# My Shop Tour



## A_Sailor (Jun 17, 2009)

Here is a little tour of my shop. 

Enjoy!





 




 
Thanks for watching!


----------



## Kenbo (Sep 16, 2008)

Nice shop video. Gotta love a place that you can go to be creative. Thanks for sharing the video with us.


----------



## Chaincarver Steve (Jul 30, 2011)

Looking good so far. And you've got plenty of room to grow as well.

I know all about them un-finished projects. I've got a number of those myself.


----------



## CaptRandy (Jan 27, 2011)

What is the boat hull?


----------



## Chaincarver Steve (Jul 30, 2011)

CaptRandy said:


> What is the boat hull?


You mean the boards in the corner like the one painted white with blue stripes?

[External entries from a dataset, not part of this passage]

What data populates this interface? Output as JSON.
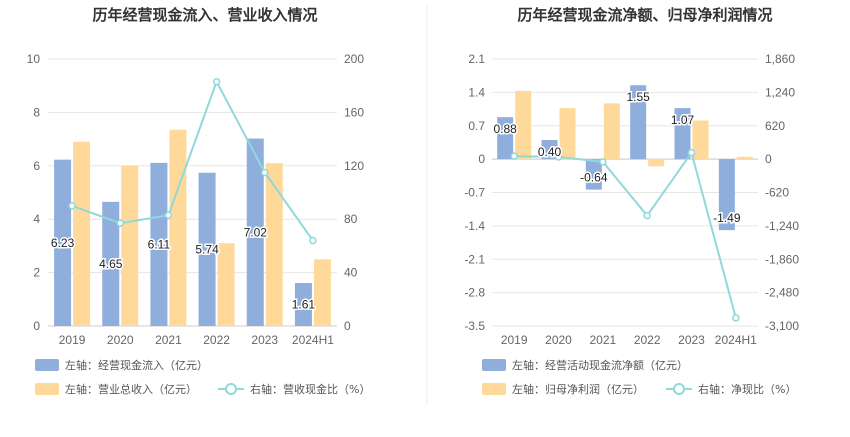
{
  "colors": {
    "bar_left": "#8FAEDC",
    "bar_right": "#FFD99A",
    "line": "#8FD8DC",
    "grid": "#E6E6E6",
    "divider": "#EEEEEE"
  },
  "chart_data": [
    {
      "type": "bar",
      "title": "历年经营现金流入、营业收入情况",
      "categories": [
        "2019",
        "2020",
        "2021",
        "2022",
        "2023",
        "2024H1"
      ],
      "left_axis": {
        "min": 0,
        "max": 10,
        "ticks": [
          "0",
          "2",
          "4",
          "6",
          "8",
          "10"
        ]
      },
      "right_axis": {
        "min": 0,
        "max": 200,
        "ticks": [
          "0",
          "40",
          "80",
          "120",
          "160",
          "200"
        ]
      },
      "series": [
        {
          "name": "左轴：经营现金流入（亿元）",
          "type": "bar",
          "axis": "left",
          "values": [
            6.23,
            4.65,
            6.11,
            5.74,
            7.02,
            1.61
          ],
          "labels": [
            "6.23",
            "4.65",
            "6.11",
            "5.74",
            "7.02",
            "1.61"
          ]
        },
        {
          "name": "左轴：营业总收入（亿元）",
          "type": "bar",
          "axis": "left",
          "values": [
            6.9,
            6.0,
            7.35,
            3.1,
            6.1,
            2.5
          ]
        },
        {
          "name": "右轴：营收现金比（%）",
          "type": "line",
          "axis": "right",
          "values": [
            90,
            77,
            83,
            183,
            115,
            64
          ]
        }
      ],
      "grid": true,
      "legend_position": "bottom"
    },
    {
      "type": "bar",
      "title": "历年经营现金流净额、归母净利润情况",
      "categories": [
        "2019",
        "2020",
        "2021",
        "2022",
        "2023",
        "2024H1"
      ],
      "left_axis": {
        "min": -3.5,
        "max": 2.1,
        "ticks": [
          "-3.5",
          "-2.8",
          "-2.1",
          "-1.4",
          "-0.7",
          "0",
          "0.7",
          "1.4",
          "2.1"
        ]
      },
      "right_axis": {
        "min": -3100,
        "max": 1860,
        "ticks": [
          "-3,100",
          "-2,480",
          "-1,860",
          "-1,240",
          "-620",
          "0",
          "620",
          "1,240",
          "1,860"
        ]
      },
      "series": [
        {
          "name": "左轴：经营活动现金流净额（亿元）",
          "type": "bar",
          "axis": "left",
          "values": [
            0.88,
            0.4,
            -0.64,
            1.55,
            1.07,
            -1.49
          ],
          "labels": [
            "0.88",
            "0.40",
            "-0.64",
            "1.55",
            "1.07",
            "-1.49"
          ]
        },
        {
          "name": "左轴：归母净利润（亿元）",
          "type": "bar",
          "axis": "left",
          "values": [
            1.43,
            1.07,
            1.17,
            -0.15,
            0.81,
            0.05
          ]
        },
        {
          "name": "右轴：净现比（%）",
          "type": "line",
          "axis": "right",
          "values": [
            55,
            40,
            -50,
            -1050,
            120,
            -2950
          ]
        }
      ],
      "grid": true,
      "legend_position": "bottom"
    }
  ]
}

Those are "corn hole" boards. It's a bean bag toss game that seems to be popular in the south.


----------



## CaptRandy (Jan 27, 2011)

I SMELL SALT!!!!!!! I saw a trailer with a good size 25' hull bow.


----------



## Chaincarver Steve (Jul 30, 2011)

CaptRandy said:


> I SMELL SALT!!!!!!! I saw a trailer with a good size 25' hull bow.


 Oh. I guess I missed that.


----------



## A_Sailor (Jun 17, 2009)

Lol, a boat hull? Yes, that is the bow to our 21' Trophy center console. Me personally I am more of a sailor and I have a beautiful little Montgomery 17 that I am preparing for a cruise through the Florida Keys in April. You can check it out here.

I really do love my new shop, I was in a shop that was probably 35'x35' and for the most part I like this one much better. The only thing I am missing is a dedicated finishing room, but I am working on getting a space cleared back behind the boats to drape plastic down and section off for a clean finishing room.

The smaller shop just puts all of the tools closer together which leads to less steps between machines. In my last shop I realize now that I was doing quite a bit of walking back and forth that was wasting time.


----------